The standard butter you find in the supermarket is made using raw cow’s milk – and lots of it. Once the milk is delivered it will be pumped directly from the delivery truck into a machine called ‘the separator’. The separator spins, dividing the raw milk’s fat from the rest of the liquid. The fats are called ‘butter cream’ and are what’s used to create butter, while the liquid will be processed to create skim milk.

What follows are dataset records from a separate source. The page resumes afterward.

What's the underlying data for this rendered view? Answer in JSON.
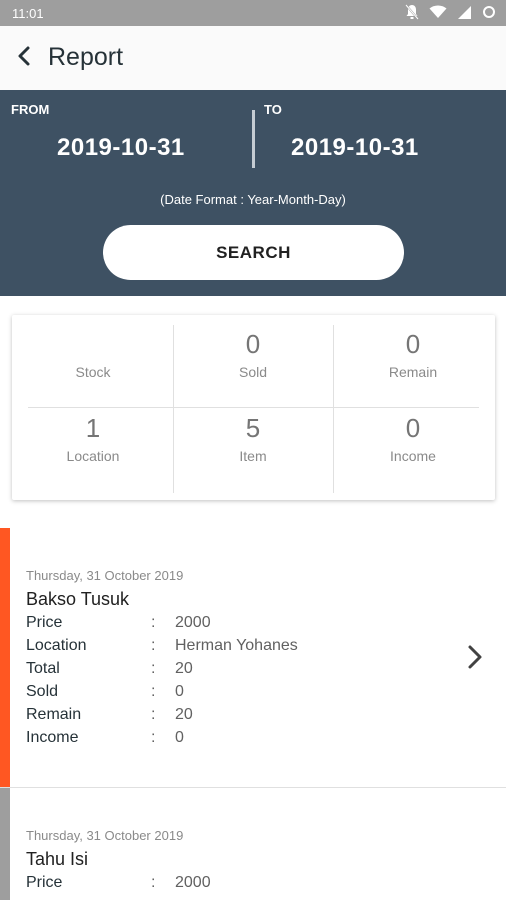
{
  "statusbar": {
    "time": "11:01"
  },
  "header": {
    "title": "Report"
  },
  "date_panel": {
    "from_label": "FROM",
    "from_date": "2019-10-31",
    "to_label": "TO",
    "to_date": "2019-10-31",
    "format_hint": "(Date Format : Year-Month-Day)",
    "search_label": "SEARCH"
  },
  "stats": [
    {
      "value": "",
      "label": "Stock"
    },
    {
      "value": "0",
      "label": "Sold"
    },
    {
      "value": "0",
      "label": "Remain"
    },
    {
      "value": "1",
      "label": "Location"
    },
    {
      "value": "5",
      "label": "Item"
    },
    {
      "value": "0",
      "label": "Income"
    }
  ],
  "reports": [
    {
      "date": "Thursday, 31 October 2019",
      "name": "Bakso Tusuk",
      "accent": "#ff5722",
      "fields": [
        {
          "key": "Price",
          "value": "2000"
        },
        {
          "key": "Location",
          "value": "Herman Yohanes"
        },
        {
          "key": "Total",
          "value": "20"
        },
        {
          "key": "Sold",
          "value": "0"
        },
        {
          "key": "Remain",
          "value": "20"
        },
        {
          "key": "Income",
          "value": "0"
        }
      ]
    },
    {
      "date": "Thursday, 31 October 2019",
      "name": "Tahu Isi",
      "accent": "#9e9e9e",
      "fields": [
        {
          "key": "Price",
          "value": "2000"
        }
      ]
    }
  ],
  "colors": {
    "panel": "#3e5163",
    "accent_orange": "#ff5722",
    "accent_gray": "#9e9e9e"
  },
  "icons": [
    "back-arrow-icon",
    "chevron-right-icon",
    "mute-icon",
    "wifi-icon",
    "signal-icon",
    "battery-icon"
  ]
}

The butter cream is put in a bulk tank for 24 hours where it is pasteurised, and then transferred into a machine called ‘the churner’. The churner spins the butter, combining the fat molecules to form a clumpy pile of butter. As this happens, the butter separates itself from excess liquid known as butter milk – the milk used in ice cream. It’s in this churning stage when any flavour or salt is added. After churning for a little over an hour, the butter is finally finished. It’s then shaped and packaged ready for store shelves.

Homemade butter

If you’re like most, you probably don’t have a butter factory at home. But don’t fret, people made butter way before machines, and it’s easy enough for anyone to do.

What you will need

  • Blender, food processer or jar with a lid
  • Heavy whipping cream – at least 30% fat (however much you like)
  • Salt (optional)
  • Ice water

What to do

  1. Fill your blender, processor or jar half way with heavy whipping cream.
  2. Blend or shake the whipped cream. If you’re using a jar, put a marble in the cream to speed up the process.
  3. Half way through, add a pinch of salt. As a general rule, try one pinch of salt per cup of cream (optional).
  4. Once the contents are solid, your butter is ready to go. Pour off excess butter milk and scoop the butter into a bowl.
  5. Pour ice water over the butter to remove any remaining butter milk. Repeat this process until you’re satisfied with the consistency of your butter.